Branch Manager, United India Insurance Co. Ltd. v. Srinivasa,
In the absence of nexus between the employment and the death due to heart attack, no compensation will be payable
Thati Ranga Roa v Varalakshmi
Facts
The employee died due to heart failure. His legal heir claiming the compensation.
Issue
Whether the legal heirs are entitled to claim compensation?
Judgment
The court denied the compensation to the legal heir of the deceased.
Analysis
The court denied the compensation to the legal heir of the deceased as the claimant failed to prove that the accident has arisen out of the employment.
CONCLUSION
There is no direct statutory provision which deals about payment of compensation for employees who suffer from heart attack under the workmen compensation act or any other labour legislation in India. From the above analysis of various cases law it can be understood that heart attack is an accident. Employer is liable to pay compensation under workmen compensation act, if applicant proves that is death has occurred due to heart attack which occurred due to the stress and strain arising out of employment or the injury is aggravated due to stress and strain arising out of employment. Nexus between the act and employment should be established to claim compensation from the employer.
SUGGESTIONS
• Burden of proof lie’s on the claimant .If there is no evidence to prove that stress and strain which have aggravated to death, claimant is not entitled to compensation. Many workers are not aware of their rights. Hence there must be programme to promote the awareness of their rights.

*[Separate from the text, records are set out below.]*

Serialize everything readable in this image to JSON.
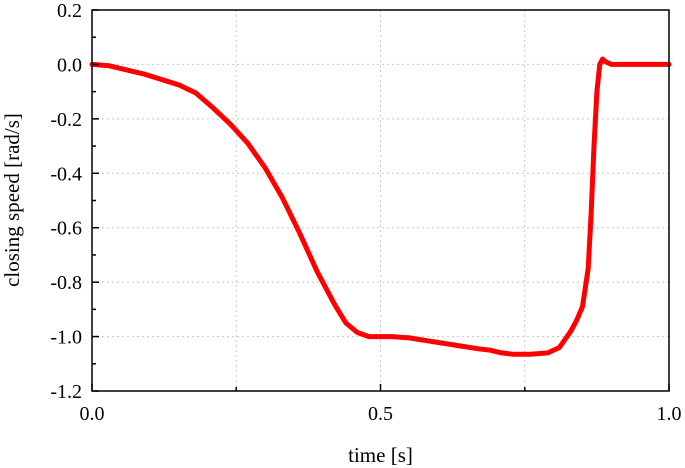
{
  "chart_data": {
    "type": "line",
    "title": "",
    "xlabel": "time [s]",
    "ylabel": "closing speed [rad/s]",
    "xlim": [
      0.0,
      1.0
    ],
    "ylim": [
      -1.2,
      0.2
    ],
    "x_ticks": [
      "0.0",
      "0.5",
      "1.0"
    ],
    "y_ticks": [
      "0.2",
      "0.0",
      "-0.2",
      "-0.4",
      "-0.6",
      "-0.8",
      "-1.0",
      "-1.2"
    ],
    "grid": true,
    "series": [
      {
        "color": "#ff0000",
        "x": [
          0.0,
          0.03,
          0.06,
          0.09,
          0.12,
          0.15,
          0.18,
          0.21,
          0.24,
          0.27,
          0.3,
          0.33,
          0.36,
          0.39,
          0.42,
          0.44,
          0.46,
          0.48,
          0.5,
          0.52,
          0.55,
          0.58,
          0.61,
          0.64,
          0.67,
          0.69,
          0.71,
          0.73,
          0.76,
          0.79,
          0.81,
          0.83,
          0.84,
          0.85,
          0.86,
          0.865,
          0.87,
          0.875,
          0.88,
          0.885,
          0.89,
          0.9,
          0.92,
          0.95,
          1.0
        ],
        "y": [
          0.0,
          -0.005,
          -0.02,
          -0.035,
          -0.055,
          -0.075,
          -0.105,
          -0.16,
          -0.22,
          -0.29,
          -0.38,
          -0.49,
          -0.62,
          -0.76,
          -0.88,
          -0.95,
          -0.985,
          -1.0,
          -1.0,
          -1.0,
          -1.005,
          -1.015,
          -1.025,
          -1.035,
          -1.045,
          -1.05,
          -1.06,
          -1.065,
          -1.065,
          -1.06,
          -1.04,
          -0.98,
          -0.94,
          -0.89,
          -0.75,
          -0.55,
          -0.3,
          -0.1,
          0.0,
          0.02,
          0.01,
          0.0,
          0.0,
          0.0,
          0.0
        ]
      }
    ]
  }
}
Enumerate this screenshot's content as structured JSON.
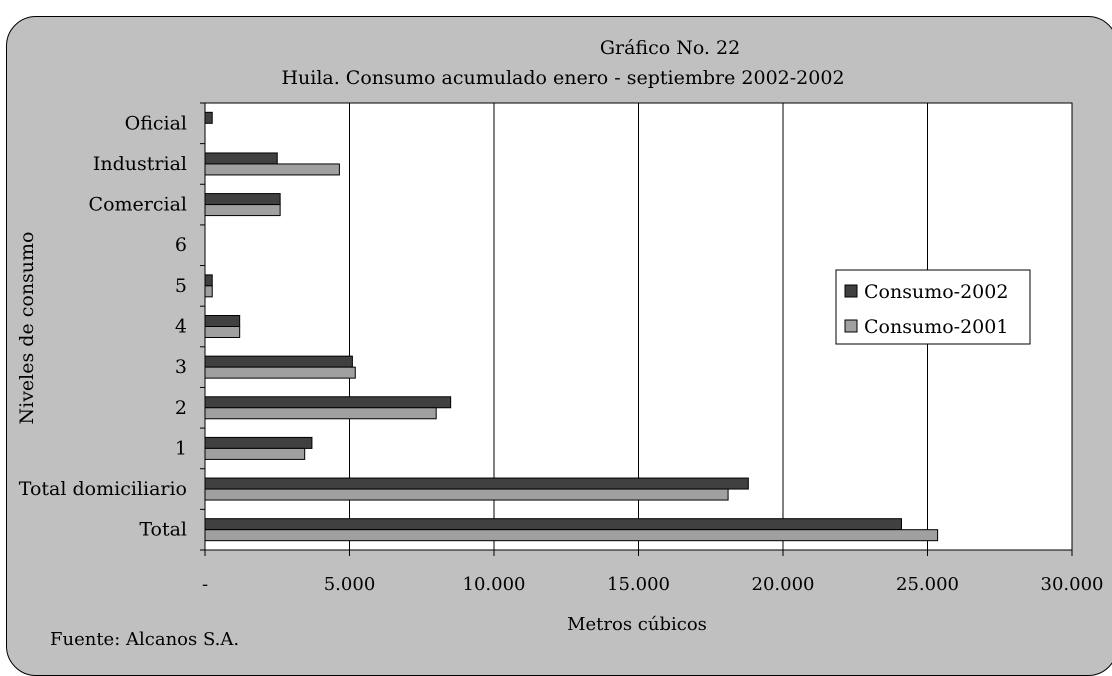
{
  "chart_data": {
    "type": "bar",
    "orientation": "horizontal",
    "title": "Gráfico No. 22",
    "subtitle": "Huila. Consumo acumulado enero - septiembre 2002-2002",
    "xlabel": "Metros cúbicos",
    "ylabel": "Niveles de consumo",
    "categories": [
      "Total",
      "Total domiciliario",
      "1",
      "2",
      "3",
      "4",
      "5",
      "6",
      "Comercial",
      "Industrial",
      "Oficial"
    ],
    "series": [
      {
        "name": "Consumo-2002",
        "color": "#404040",
        "values": [
          24100,
          18800,
          3700,
          8500,
          5100,
          1200,
          250,
          0,
          2600,
          2500,
          250
        ]
      },
      {
        "name": "Consumo-2001",
        "color": "#a0a0a0",
        "values": [
          25350,
          18100,
          3450,
          8000,
          5200,
          1200,
          250,
          0,
          2600,
          4650,
          0
        ]
      }
    ],
    "xlim": [
      0,
      30000
    ],
    "xticks": [
      "-",
      "5.000",
      "10.000",
      "15.000",
      "20.000",
      "25.000",
      "30.000"
    ],
    "grid": true,
    "legend_position": "right",
    "plot_background": "#ffffff",
    "frame_background": "#c0c0c0"
  },
  "source_note": "Fuente: Alcanos S.A."
}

• Even if they are aware of their rights they don’t have proper guidance to follow the procedure to claim compensation. Workshop should be conducted to create awareness about their right. Legal aid and other workshop must guide them technically, to follow procedures to claim compensation.
Thus employee can claim compensation for heart attack if it arises out of and in the course of employment. If awareness of this act among working class is promoted fruits of this beneficial legislation can be utilized in an efficient manner.